Medical Staff Legal Advisor, December 16, 2004

You are definitely in good company in struggling with getting physicians to complete their medical records in a timely manner. Here are some examples of approaches that have proven successful in other organizations:

 1. Set and communicate clear expectations:  Both in initial orientation, at periodic meetings, and at reappointment, be sure to clearly identify expectations for physicians to complete their records in a timely, legible, and adequately thorough manner.
 
2. Provide feedback. Develop a periodic report, by physician, of incomplete charts. Share the report with the physicians and the department chair. You may need to "unblind" the data to get real movement, but most physicians don't like to be shown to be an outlier, even on medical records completion.

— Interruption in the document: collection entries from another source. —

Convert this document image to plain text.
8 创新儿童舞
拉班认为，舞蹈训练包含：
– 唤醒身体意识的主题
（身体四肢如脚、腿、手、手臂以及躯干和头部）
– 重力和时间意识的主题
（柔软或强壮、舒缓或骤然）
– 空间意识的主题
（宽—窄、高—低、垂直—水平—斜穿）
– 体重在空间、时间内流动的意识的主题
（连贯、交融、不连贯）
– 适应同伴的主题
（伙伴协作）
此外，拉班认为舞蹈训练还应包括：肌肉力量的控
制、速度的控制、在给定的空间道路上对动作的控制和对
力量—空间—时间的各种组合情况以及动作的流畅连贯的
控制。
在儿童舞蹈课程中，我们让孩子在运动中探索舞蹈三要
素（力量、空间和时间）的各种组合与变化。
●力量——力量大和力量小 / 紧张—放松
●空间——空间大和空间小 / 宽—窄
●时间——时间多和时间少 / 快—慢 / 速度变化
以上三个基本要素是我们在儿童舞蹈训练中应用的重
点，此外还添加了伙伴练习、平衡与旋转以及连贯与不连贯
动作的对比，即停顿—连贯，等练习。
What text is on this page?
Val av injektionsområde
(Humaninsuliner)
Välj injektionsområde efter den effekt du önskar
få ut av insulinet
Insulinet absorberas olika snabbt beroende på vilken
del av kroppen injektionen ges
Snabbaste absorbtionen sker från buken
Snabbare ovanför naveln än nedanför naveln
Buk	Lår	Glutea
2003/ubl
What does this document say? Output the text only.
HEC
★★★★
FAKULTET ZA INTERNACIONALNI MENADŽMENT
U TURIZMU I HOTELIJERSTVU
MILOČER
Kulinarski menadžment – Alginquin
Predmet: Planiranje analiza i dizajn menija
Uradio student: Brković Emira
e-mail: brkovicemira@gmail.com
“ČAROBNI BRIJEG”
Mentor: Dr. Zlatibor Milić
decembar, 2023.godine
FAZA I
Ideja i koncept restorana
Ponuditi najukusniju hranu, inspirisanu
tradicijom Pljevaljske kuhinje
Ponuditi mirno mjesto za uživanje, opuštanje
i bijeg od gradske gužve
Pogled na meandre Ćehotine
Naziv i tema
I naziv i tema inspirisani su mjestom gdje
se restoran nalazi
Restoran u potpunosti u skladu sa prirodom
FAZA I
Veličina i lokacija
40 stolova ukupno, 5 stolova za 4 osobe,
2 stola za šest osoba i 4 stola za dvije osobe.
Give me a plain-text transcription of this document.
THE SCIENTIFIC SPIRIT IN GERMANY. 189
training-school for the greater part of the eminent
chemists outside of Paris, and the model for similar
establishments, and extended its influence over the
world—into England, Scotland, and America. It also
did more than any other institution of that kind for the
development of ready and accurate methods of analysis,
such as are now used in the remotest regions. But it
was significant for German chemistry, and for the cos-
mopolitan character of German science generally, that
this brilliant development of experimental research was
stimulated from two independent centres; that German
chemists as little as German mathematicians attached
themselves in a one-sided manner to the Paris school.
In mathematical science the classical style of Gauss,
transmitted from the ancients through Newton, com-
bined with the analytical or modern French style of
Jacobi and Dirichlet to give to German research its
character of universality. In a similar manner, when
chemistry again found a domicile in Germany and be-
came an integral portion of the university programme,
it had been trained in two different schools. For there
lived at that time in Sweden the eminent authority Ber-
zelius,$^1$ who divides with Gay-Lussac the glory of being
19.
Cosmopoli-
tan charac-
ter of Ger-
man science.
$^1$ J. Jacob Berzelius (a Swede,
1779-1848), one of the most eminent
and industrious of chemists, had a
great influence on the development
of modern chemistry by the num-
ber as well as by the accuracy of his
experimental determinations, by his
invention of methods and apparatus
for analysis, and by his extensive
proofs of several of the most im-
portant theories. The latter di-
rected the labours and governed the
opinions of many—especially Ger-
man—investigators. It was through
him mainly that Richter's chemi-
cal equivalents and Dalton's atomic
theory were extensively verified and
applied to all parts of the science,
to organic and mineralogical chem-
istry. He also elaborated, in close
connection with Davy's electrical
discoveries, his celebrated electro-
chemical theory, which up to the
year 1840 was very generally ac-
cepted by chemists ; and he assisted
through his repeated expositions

3. Establish a carrot. Some medical staffs have utilized quarterly and annual drawings for prizes to motivate physicians to complete their records. The names of all physicians who have not been on the suspension list in the previous quarter (or year) get placed into a bowl and one or more are drawn to receive significant prizes. I've seen a medical staff give awards of $500, $750, and $1,000 to their prize winners.  Others have given an all expenses paid weekend at the Ritz-Carlton. These types of prizes have an amazing effect on getting medical records done in a timely fashion.
 
4. Establish a stick. You should have a clear policy that simply states that whenever a physician goes on the suspension list five times in a 12-month period, it is deemed a voluntary withdrawal from the medical staff. You usually only have to use this stick once, and the rest of the medical staff will get the message. 
 

Remember, it is usually only a small number (on average about five) physicians who are responsible for the bulk of your incomplete records.  Showing them they are different, sometimes even publicly, is a powerful tool for motivating change.